In general, what is the affect if any, upon an aircraft turn radius for a given angle of bank (AoB) during ascending and descending turns, compared to level turns using the same AoB? Will a turn radius distance still remain constant during ascending/descending turns as long as the AoB and speed remains constant?

The turn radius in a climb or descent, viewed from the ground, will be smaller than a level turn. Think of an Immelmann or Split-S, the plane over the ground has a radius of zero, all the turn is in the vertical. How to measure it--beats me?

GF

Thanks.

It seems that if a rate of ascent/descent and AoB were unchanging, that a turn radius would also be unchanging. Perhaps the effect of changing rates of ascents/descents on a turn radius for a common AoB would be the same as a change of speed.

Here's a stab at it:

In a level turn the flight path angle is 90 degrees in the horizontal plane and 0 degrees in the vertical plane. The sine of 90 is 1 so the actual turn radius is 1 x the radius for the given bank angle and TAS derived from the turning nomogram.

If the flight path is 10 degrees below or above the horizontal then the turn radius will be the horizontal turn radius described above x sine 80 (90-10) = 0.98481.

If the flight path is 45 degrees below or above the horizontal, multiply the horizontal radius x sine 45 = 0.7071.

At 90 degrees below or above (vertical) the horizontal turn radius would be 0 (sine 0 = 0)

Every fighter pilot knows this instinctively but doesn't actually bother to work it out in the heat of combat.

All theoretical and of little practical use to any but fighter pilots since at extreme angles the challenge would be to keep the TAS constant while converting potential energy to kinetic energy and vice versa and thus eliminate dynamic changes to the horizontal turn radius.

Will that do?

WS (ex-fighter pilot)

Nicely done WS.

And theres your answer.

With a 10deg vertical slope you still use over 98% of the horizontal distance of a level turn.
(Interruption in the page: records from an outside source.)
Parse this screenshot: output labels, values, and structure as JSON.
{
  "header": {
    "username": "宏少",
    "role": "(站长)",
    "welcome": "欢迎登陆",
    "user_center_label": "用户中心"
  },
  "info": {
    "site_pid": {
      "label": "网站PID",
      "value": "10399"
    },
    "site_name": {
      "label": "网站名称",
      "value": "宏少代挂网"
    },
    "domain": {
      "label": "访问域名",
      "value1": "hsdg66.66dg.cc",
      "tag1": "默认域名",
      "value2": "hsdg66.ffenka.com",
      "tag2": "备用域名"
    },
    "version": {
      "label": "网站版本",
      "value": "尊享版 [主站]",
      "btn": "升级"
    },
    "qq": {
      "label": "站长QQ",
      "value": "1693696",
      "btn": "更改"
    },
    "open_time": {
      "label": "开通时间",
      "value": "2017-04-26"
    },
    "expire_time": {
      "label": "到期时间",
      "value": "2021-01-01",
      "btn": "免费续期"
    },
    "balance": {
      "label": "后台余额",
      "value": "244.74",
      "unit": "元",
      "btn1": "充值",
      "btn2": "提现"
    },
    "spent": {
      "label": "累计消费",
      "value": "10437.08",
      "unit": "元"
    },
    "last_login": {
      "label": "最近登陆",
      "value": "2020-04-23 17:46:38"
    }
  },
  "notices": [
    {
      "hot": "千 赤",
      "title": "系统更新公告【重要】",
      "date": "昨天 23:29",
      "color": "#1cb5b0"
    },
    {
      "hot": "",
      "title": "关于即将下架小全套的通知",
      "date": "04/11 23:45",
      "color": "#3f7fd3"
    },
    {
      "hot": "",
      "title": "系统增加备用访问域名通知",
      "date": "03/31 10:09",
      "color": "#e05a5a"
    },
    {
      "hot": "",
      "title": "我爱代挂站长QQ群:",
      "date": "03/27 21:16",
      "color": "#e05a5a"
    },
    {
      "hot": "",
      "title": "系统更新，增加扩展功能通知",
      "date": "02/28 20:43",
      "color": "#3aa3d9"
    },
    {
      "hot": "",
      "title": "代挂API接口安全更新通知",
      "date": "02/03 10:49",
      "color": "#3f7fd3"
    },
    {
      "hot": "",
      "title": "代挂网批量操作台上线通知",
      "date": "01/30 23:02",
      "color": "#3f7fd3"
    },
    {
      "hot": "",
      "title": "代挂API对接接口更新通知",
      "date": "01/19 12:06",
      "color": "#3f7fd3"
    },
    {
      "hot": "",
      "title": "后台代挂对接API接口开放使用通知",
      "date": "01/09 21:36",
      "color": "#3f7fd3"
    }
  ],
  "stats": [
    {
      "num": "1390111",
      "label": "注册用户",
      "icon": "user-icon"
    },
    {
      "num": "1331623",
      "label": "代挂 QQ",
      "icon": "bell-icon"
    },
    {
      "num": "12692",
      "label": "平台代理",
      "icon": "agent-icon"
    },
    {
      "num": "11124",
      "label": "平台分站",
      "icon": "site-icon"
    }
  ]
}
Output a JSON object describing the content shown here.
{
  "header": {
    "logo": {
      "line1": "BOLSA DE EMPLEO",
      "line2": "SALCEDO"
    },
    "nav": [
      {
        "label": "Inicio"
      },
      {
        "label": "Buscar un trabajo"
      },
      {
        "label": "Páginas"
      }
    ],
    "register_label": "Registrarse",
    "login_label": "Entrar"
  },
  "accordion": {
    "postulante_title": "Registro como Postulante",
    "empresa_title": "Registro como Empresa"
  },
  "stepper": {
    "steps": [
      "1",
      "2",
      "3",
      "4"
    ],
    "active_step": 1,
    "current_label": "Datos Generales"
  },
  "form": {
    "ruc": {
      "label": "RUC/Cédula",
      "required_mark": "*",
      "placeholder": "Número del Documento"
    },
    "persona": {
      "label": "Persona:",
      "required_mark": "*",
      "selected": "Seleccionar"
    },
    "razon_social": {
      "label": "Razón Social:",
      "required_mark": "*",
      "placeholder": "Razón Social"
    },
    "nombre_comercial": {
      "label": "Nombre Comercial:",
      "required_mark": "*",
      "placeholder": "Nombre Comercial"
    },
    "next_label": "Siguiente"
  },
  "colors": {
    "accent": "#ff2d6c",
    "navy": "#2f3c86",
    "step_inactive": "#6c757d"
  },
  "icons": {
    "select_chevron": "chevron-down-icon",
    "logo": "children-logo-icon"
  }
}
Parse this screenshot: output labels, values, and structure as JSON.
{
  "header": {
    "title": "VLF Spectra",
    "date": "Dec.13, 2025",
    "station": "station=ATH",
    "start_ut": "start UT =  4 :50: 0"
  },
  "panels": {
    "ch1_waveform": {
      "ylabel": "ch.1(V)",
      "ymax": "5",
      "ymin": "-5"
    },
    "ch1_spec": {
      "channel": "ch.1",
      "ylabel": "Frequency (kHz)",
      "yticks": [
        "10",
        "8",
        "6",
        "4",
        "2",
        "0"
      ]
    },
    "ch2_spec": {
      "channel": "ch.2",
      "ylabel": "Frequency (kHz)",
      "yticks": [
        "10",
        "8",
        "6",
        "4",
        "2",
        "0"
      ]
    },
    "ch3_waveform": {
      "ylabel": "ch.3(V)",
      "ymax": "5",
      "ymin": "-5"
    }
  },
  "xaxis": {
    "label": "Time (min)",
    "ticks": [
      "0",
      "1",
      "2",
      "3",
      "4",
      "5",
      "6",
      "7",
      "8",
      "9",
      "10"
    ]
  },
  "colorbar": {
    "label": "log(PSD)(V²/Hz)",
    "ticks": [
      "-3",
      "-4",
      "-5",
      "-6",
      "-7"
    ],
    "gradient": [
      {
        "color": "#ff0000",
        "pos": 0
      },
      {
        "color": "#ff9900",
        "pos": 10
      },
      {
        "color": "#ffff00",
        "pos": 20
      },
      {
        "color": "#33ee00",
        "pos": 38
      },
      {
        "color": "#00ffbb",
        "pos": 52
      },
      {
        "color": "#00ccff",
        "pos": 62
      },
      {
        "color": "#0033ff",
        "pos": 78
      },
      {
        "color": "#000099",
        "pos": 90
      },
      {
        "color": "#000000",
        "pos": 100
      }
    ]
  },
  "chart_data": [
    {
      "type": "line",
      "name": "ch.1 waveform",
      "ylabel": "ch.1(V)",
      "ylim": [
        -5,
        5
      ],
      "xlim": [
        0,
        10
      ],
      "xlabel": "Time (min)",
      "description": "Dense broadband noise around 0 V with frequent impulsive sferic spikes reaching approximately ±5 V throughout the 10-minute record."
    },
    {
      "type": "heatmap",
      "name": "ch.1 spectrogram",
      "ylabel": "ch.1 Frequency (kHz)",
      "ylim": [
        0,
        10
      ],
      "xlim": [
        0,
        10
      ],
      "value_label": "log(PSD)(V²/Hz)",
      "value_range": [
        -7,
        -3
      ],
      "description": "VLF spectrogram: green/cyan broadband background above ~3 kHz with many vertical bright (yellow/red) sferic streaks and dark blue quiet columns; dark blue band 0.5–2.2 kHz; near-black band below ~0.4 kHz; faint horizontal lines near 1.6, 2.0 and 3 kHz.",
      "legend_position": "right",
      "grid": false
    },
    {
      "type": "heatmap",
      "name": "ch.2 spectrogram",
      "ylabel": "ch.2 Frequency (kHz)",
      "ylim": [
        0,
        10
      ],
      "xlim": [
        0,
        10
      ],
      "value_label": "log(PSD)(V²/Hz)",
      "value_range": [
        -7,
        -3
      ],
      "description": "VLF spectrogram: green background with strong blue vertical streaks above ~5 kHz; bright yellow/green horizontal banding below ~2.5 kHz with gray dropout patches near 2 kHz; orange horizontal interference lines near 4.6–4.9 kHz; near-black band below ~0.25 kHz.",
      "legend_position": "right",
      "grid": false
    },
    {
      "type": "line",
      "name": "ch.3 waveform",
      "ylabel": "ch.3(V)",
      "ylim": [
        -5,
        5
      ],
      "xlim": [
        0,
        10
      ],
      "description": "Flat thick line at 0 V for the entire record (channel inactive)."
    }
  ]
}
Given that 3deg is relatively steep (for a commercial airliner), you can basically call it the same as a level turn

Please, not ascent, its climb, there is an obvious reason for this!

Thanks WS.

For determining a climbing/descending turn radius for a given AoB, could one then simply utilize the basic level flight turn radius formula (R = v^2/11.26TanAoB), then muliply the level turn radius answer by the product of the angle of flight above/below the horizontal x sine, for the turn radius for the climbing/descending turn?